All of the talks are about the incredibly vulnerable experience it is to be a living being, especially now, as we watch our Collective Life Support System breaking down. They are about the cross-scale linkages between the intimacy of our inner worlds, and the challenges presented by the “outer world” to not only our well-being, but our very survival as a species.

In short, they are about connecting fear and self-doubt, to courage and love, to community and suffering and the hope of collective action, to climate change and ecological collapse and societal breakdown.

They are trying to communicate how the crises we are undeniably, terrifyingly, facing, are the best opportunity we have ever had (and probably ever will) to EVOLVE human civilization, to open our collective hearts and finally learn to transcend our tribalistic affiliations and prejudices.  If we are ever going to fulfill the hopes of the great philanthropists and philosophers and poets and dreamers and lovers of life, if we are ever going to actualize the dream of Martin Luther King and the Imagine of John Lennon and the great visions of all of the elevated humans who have shone their light into the darkness, now is the time.

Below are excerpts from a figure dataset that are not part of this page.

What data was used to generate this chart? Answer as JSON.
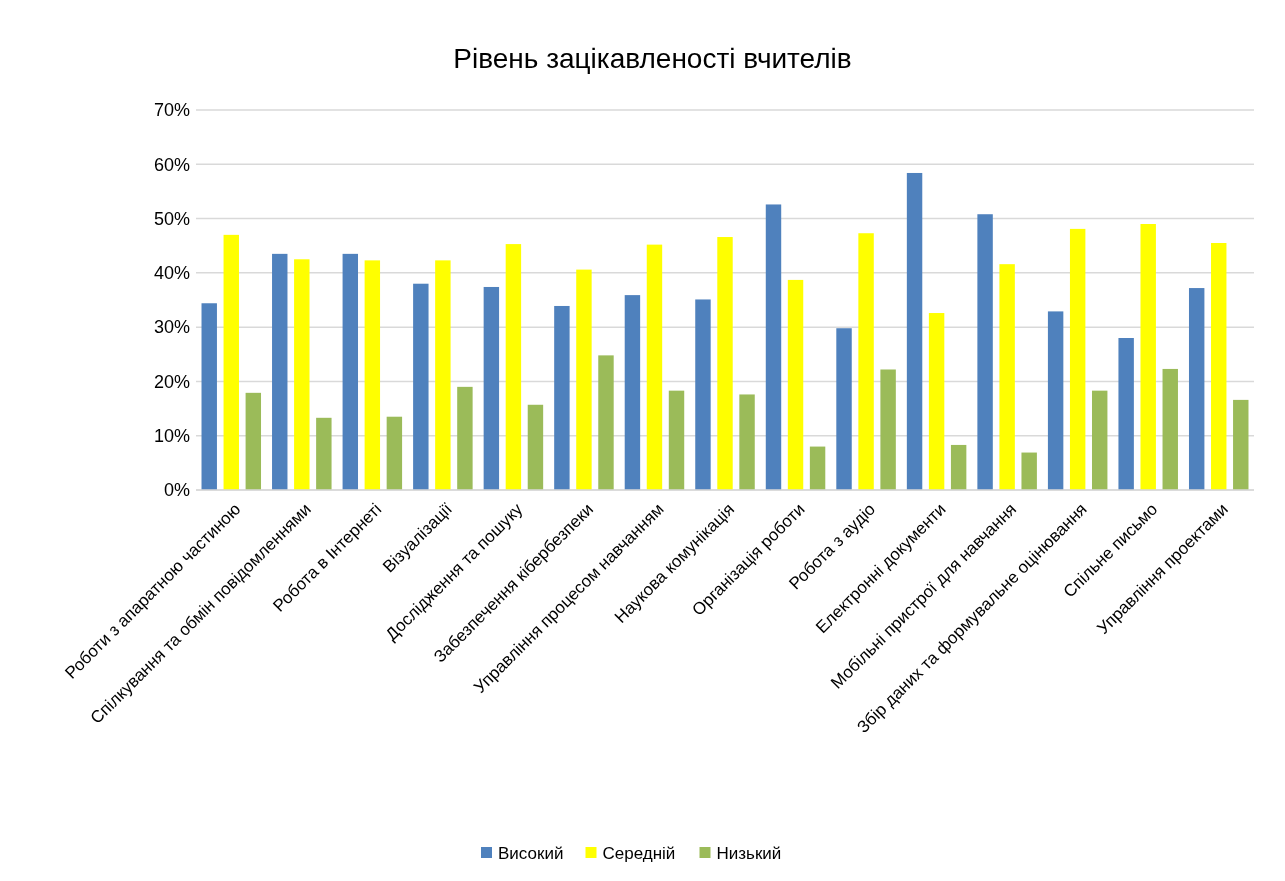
{
  "chart_data": {
    "type": "bar",
    "title": "Рівень зацікавленості вчителів",
    "categories": [
      "Роботи з апаратною частиною",
      "Спілкування та обмін повідомленнями",
      "Робота в Інтернеті",
      "Візуалізації",
      "Дослідження та пошуку",
      "Забезпечення кібербезпеки",
      "Управління процесом навчанням",
      "Наукова комунікація",
      "Організація роботи",
      "Робота з аудіо",
      "Електронні документи",
      "Мобільні пристрої для навчання",
      "Збір даних та формувальне оцінювання",
      "Спільне письмо",
      "Управління проектами"
    ],
    "series": [
      {
        "name": "Високий",
        "color": "#4f81bd",
        "values": [
          34.4,
          43.5,
          43.5,
          38.0,
          37.4,
          33.9,
          35.9,
          35.1,
          52.6,
          29.8,
          58.4,
          50.8,
          32.9,
          28.0,
          37.2
        ]
      },
      {
        "name": "Середній",
        "color": "#ffff00",
        "values": [
          47.0,
          42.5,
          42.3,
          42.3,
          45.3,
          40.6,
          45.2,
          46.6,
          38.7,
          47.3,
          32.6,
          41.6,
          48.1,
          49.0,
          45.5
        ]
      },
      {
        "name": "Низький",
        "color": "#9bbb59",
        "values": [
          17.9,
          13.3,
          13.5,
          19.0,
          15.7,
          24.8,
          18.3,
          17.6,
          8.0,
          22.2,
          8.3,
          6.9,
          18.3,
          22.3,
          16.6
        ]
      }
    ],
    "ylim": [
      0,
      70
    ],
    "yticks": [
      {
        "value": 0,
        "label": "0%"
      },
      {
        "value": 10,
        "label": "10%"
      },
      {
        "value": 20,
        "label": "20%"
      },
      {
        "value": 30,
        "label": "30%"
      },
      {
        "value": 40,
        "label": "40%"
      },
      {
        "value": 50,
        "label": "50%"
      },
      {
        "value": 60,
        "label": "60%"
      },
      {
        "value": 70,
        "label": "70%"
      }
    ],
    "grid": "y",
    "legend": "bottom"
  }
}
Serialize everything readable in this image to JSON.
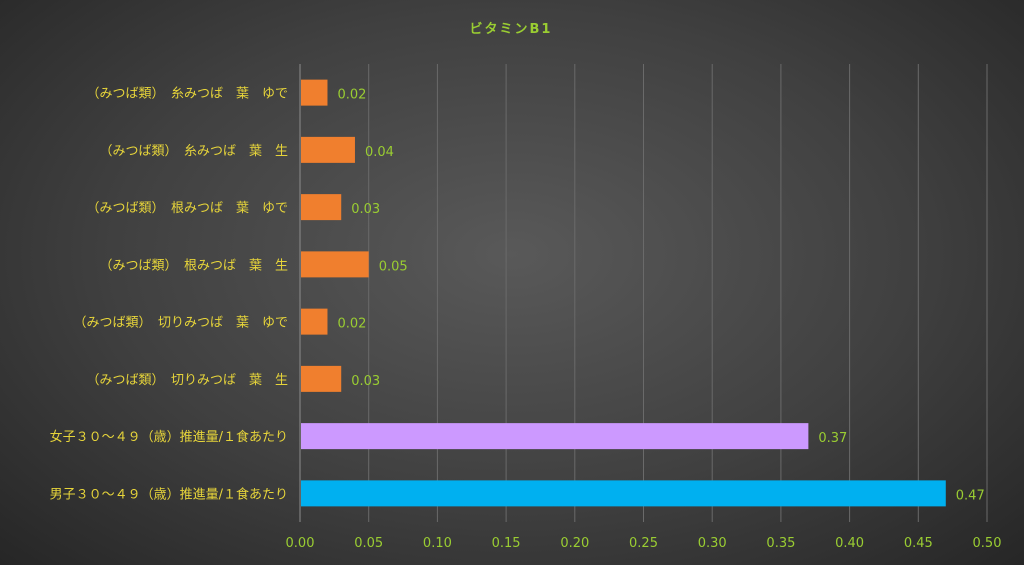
{
  "chart_data": {
    "type": "bar",
    "orientation": "horizontal",
    "title": "ビタミンB1",
    "categories": [
      "（みつば類）　糸みつば　葉　ゆで",
      "（みつば類）　糸みつば　葉　生",
      "（みつば類）　根みつば　葉　ゆで",
      "（みつば類）　根みつば　葉　生",
      "（みつば類）　切りみつば　葉　ゆで",
      "（みつば類）　切りみつば　葉　生",
      "女子３０～４９（歳）推進量/１食あたり",
      "男子３０～４９（歳）推進量/１食あたり"
    ],
    "values": [
      0.02,
      0.04,
      0.03,
      0.05,
      0.02,
      0.03,
      0.37,
      0.47
    ],
    "value_labels": [
      "0.02",
      "0.04",
      "0.03",
      "0.05",
      "0.02",
      "0.03",
      "0.37",
      "0.47"
    ],
    "bar_colors": [
      "#F07F2E",
      "#F07F2E",
      "#F07F2E",
      "#F07F2E",
      "#F07F2E",
      "#F07F2E",
      "#CC99FF",
      "#00B0F0"
    ],
    "xlim": [
      0,
      0.5
    ],
    "xticks": [
      "0.00",
      "0.05",
      "0.10",
      "0.15",
      "0.20",
      "0.25",
      "0.30",
      "0.35",
      "0.40",
      "0.45",
      "0.50"
    ],
    "grid": true,
    "legend": "none"
  }
}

I believe that we are living in a mere bubble of civilizational progress, which has been made possible only by a rapacious pillaging of materials and living beings from the world, but which is about to pop as our planet becomes increasingly depleted and civilization becomes increasingly unstable.

When the bubble pops, we will face Chaos, on the largest scale. You only have to look at the US, Canada, Western Europe, etc., to see how quickly even a relatively TINY shift in immigration pressures, creates mass conflict, suffering, hate, and violence, and then extrapolate from that to get a sense of how vulnerable we are. So much of the biosphere is at, or past, tipping points, and the scientists who study these things, know that we are staring into the next Holocaust. Only this one will be global.

Climate change is not just carbon dioxide and methane and ocean currents and dissolving starfish and dying orcas and skinny polar bears. It’s also hate, and state violence, and gangs, and child sex slaves, and rapes, and racism and totalitarianism and police states and nuclear bombs and biological weapons. And it’s also community, and love, and honesty, and forgiveness, and vulnerability, and courage.

So, I hope you enjoy the third “talk.” I have to admit, for maybe the first time in my career, I can say I’m completely happy with it.